★ JE SUIS SURVIVANTE
"Je suis survivante", un poème de
Victoria Aldunate Morales,
féministe et libertaire.
" Je suis indienne, bâtarde et folle
Je suis noire, gitane, juive et Palestinienne
Péruvienne, Bolivienne et migrante
Je suis métisse, latine et blanche.
Je suis survivante.
Je suis pauvre, banlieusarde, travailleuse
chômeuse, itinérante et exploitée.
Je suis pute, je vends des fleurs la nuit,
je fais la manche et je chante dans des micros.
Je couds pour les autres, je lave pour les autres, je nettoie pour les autres
mais je suis authentique et rebelle.
Je suis survivante.
Je suis fillette, jeune, adolescente et vieille.
J’ai été nonne pour ne pas me marier
J’ai été épouse pour échapper au joug paternel
J’ai abandonné un homme pour ne pas être esclave
Je suis survivante.
Je suis squatteuse, activiste, anarchiste, penseuse, écrivaine...
et d’autres fois, je joue les innocentes...

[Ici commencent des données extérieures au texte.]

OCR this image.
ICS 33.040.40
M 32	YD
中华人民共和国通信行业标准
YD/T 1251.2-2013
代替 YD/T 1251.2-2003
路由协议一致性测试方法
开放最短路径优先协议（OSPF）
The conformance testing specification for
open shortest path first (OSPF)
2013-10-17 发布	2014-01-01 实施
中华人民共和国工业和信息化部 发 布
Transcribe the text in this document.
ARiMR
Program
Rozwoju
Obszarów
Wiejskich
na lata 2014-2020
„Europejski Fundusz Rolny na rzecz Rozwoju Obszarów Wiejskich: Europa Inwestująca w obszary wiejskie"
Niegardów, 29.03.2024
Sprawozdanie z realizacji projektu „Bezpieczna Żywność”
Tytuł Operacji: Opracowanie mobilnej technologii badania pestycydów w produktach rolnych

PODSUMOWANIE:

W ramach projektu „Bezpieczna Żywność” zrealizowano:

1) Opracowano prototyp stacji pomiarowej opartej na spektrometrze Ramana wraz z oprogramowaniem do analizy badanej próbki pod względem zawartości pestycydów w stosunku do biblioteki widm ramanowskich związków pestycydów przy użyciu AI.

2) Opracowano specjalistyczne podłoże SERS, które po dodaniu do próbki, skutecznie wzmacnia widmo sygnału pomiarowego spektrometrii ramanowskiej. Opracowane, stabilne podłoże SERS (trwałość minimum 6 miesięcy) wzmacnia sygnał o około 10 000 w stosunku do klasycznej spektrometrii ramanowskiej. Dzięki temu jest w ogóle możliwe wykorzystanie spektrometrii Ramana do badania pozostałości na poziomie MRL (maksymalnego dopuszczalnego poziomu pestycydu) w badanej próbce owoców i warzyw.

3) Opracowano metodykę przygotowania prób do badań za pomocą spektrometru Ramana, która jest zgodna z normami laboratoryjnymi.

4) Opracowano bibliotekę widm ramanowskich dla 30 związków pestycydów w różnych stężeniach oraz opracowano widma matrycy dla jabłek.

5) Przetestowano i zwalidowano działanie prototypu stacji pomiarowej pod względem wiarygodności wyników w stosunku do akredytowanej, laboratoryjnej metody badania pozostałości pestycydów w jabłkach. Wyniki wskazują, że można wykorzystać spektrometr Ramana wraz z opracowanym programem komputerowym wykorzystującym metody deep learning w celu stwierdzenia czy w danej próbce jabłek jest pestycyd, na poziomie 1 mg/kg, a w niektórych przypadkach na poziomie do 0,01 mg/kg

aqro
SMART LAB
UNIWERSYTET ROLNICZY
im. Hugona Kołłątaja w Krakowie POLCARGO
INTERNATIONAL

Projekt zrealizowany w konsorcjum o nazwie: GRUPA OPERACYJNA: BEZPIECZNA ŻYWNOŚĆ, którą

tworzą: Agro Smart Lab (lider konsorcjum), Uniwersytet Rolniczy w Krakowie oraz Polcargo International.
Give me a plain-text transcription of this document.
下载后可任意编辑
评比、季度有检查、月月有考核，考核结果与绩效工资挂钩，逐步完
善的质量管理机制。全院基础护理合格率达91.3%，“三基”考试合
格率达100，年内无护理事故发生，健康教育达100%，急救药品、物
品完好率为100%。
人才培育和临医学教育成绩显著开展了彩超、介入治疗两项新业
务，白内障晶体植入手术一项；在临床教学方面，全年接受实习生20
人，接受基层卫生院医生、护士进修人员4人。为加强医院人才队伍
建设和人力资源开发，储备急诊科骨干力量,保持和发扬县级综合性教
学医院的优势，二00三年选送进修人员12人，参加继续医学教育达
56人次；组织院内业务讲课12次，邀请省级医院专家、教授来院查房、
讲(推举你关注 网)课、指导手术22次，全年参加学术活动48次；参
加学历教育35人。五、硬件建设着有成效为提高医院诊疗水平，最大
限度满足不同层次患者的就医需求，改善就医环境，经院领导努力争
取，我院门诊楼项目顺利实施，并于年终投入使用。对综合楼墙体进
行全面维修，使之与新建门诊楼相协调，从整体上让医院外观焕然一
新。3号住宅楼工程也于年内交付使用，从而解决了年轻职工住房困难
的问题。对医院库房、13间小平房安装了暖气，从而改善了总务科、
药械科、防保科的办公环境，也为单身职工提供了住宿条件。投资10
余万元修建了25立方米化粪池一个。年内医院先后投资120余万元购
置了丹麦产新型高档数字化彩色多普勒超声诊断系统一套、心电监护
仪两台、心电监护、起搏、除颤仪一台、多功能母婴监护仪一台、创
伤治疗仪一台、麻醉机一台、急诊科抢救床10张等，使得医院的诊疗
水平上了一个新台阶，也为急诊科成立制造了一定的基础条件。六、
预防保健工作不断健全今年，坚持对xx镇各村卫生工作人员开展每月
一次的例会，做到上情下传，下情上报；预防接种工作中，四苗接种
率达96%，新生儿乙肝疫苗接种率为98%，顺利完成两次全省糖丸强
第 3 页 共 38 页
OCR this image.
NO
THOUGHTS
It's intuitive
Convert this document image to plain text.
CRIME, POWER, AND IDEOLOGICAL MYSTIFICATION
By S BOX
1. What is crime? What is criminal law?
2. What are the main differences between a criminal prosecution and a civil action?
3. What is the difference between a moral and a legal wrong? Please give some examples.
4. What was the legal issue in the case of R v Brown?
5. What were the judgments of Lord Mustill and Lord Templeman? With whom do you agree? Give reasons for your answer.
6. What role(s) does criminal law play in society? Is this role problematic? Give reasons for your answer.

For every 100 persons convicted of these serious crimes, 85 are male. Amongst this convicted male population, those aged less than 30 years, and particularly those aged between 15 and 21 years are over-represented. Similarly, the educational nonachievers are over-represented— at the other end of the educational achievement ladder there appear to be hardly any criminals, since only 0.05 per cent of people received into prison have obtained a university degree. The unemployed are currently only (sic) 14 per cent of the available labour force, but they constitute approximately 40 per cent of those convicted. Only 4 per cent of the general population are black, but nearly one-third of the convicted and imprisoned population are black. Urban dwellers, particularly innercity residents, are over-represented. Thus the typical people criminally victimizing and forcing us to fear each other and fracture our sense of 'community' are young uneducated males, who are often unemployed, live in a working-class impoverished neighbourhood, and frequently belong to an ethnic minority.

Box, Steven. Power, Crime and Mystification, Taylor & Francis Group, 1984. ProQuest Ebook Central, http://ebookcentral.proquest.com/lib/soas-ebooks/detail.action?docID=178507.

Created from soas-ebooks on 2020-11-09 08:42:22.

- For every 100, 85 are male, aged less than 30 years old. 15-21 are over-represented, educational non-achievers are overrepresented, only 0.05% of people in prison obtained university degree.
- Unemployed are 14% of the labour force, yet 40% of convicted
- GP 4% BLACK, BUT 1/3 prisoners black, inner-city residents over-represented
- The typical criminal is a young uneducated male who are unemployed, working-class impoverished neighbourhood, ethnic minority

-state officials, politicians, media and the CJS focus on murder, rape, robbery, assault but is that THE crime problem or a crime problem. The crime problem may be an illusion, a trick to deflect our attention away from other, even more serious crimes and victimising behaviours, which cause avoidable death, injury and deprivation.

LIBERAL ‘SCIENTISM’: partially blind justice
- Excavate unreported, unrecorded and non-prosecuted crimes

Je suis thérapeute, communicante, monitrice, autodidacte
Je suis écologiste, pacifiste, animaliste, végétarienne et végane
Et d’autres fois, je me bats bec et ongles
Parce que je suis survivante.
Je suis lesbienne, catin, amante d’un homme ou de plusieurs
J’aime, je désire, je désespère...
Je m’habille moulant, courte la jupe, décolleté ouvert...
Ou je ne montre rien
Non parce que Non
Et Non parce que Non c’est Non !
Couverte
pour qu’on ne me voie pas
pour qu’on ne me harcèle pas
pour qu’on ne me vende ni on m’achète
pour qu’on ne voie pas qui je suis réellement
Même si je suis qui je suis
et celle que je veux être, je suis.
Je suis vivante et je l’admets
Je suis survivante.
Je n’ai jamais porté de blanc.
ça ne me va pas, ce n’est pas ma couleur
elle me rend invisible, m’absorbe, me dévore
Je n’ai jamais mis de talons hauts
je tombe, ils me ralentissent, ils m’handicapent, ils m’idiotisent
Je suis défectueuse, je ne me marie pas, je ne m’embarque pas, je ne me soumets pas
Je suis mère, seule et sexuelle.
J’ai avorté parce que j’ai voulu
J’ai accouché parce qu’on m’a obligée
J’ai accouché de mon plein gré
J’ai accouché et j’ai appris à aimer
Je vis seule, je n’ai que moi-même, je me suffis et je ne suis pas de trop
Je suis survivante.
J’aime la terre, la lune, les bêtes et les déesses
Je suis sorcière, divine, urbaine, paysanne, hippie et siphonée
Je suis rockeuse, romantique, folklorique, populaire
Je suis rouge, noire, rouge et noire, et surtout bleue.
J’ai été battue, torturée, abusée et violée
J’ai été prisonnière politique, inculpée ordinaire et femme maudite
Je suis survivante.
Je suis poursuivie, culpabilisée, jugée,
condamnée, moquée et calomniée
J’ai été brûlée, haïe, crainte et surveillée
J’ai été ignorée, niée, omise
et éliminée de l’Histoire, de la Science et de la Philosophie.
Mais je suis survivante.
J’ai été trafiquée, déformée, oubliée, effacée
On a coopté mes mots et mes symboles
On a confondu mes idées
On a expertisé mes pensées
On a psychologisé mes propositions
On a vidé mes slogans
On a profité de mes luttes
Mais, que vous le vouliez ou non, je suis féministe, radicale et autonome
parce que je suis survivante. "
Traduit de l’espagnol (Chili) par Janela.
Victoria Aldunate Morales (1961). Écrivaine, thérapeute et communicante d’origine chilienne. Elle est féministe et libertaire. Elle fait partie des Assemblées du Féminisme Communautaire de Bolivie, de Mémoire Féministe du Chili et de la COOAMS, Coordination des Organisations Autonomes Mapuches de Wallmapu. Elle est l’auteur du roman La Chica corazón de ruedas (2008), des contes Maliciosas, Marimachas, Militantes, Maracas y Malditas (2009) et de l’essai politique coécrit avec Julieta Paredes Construyendo Movimiento (2010).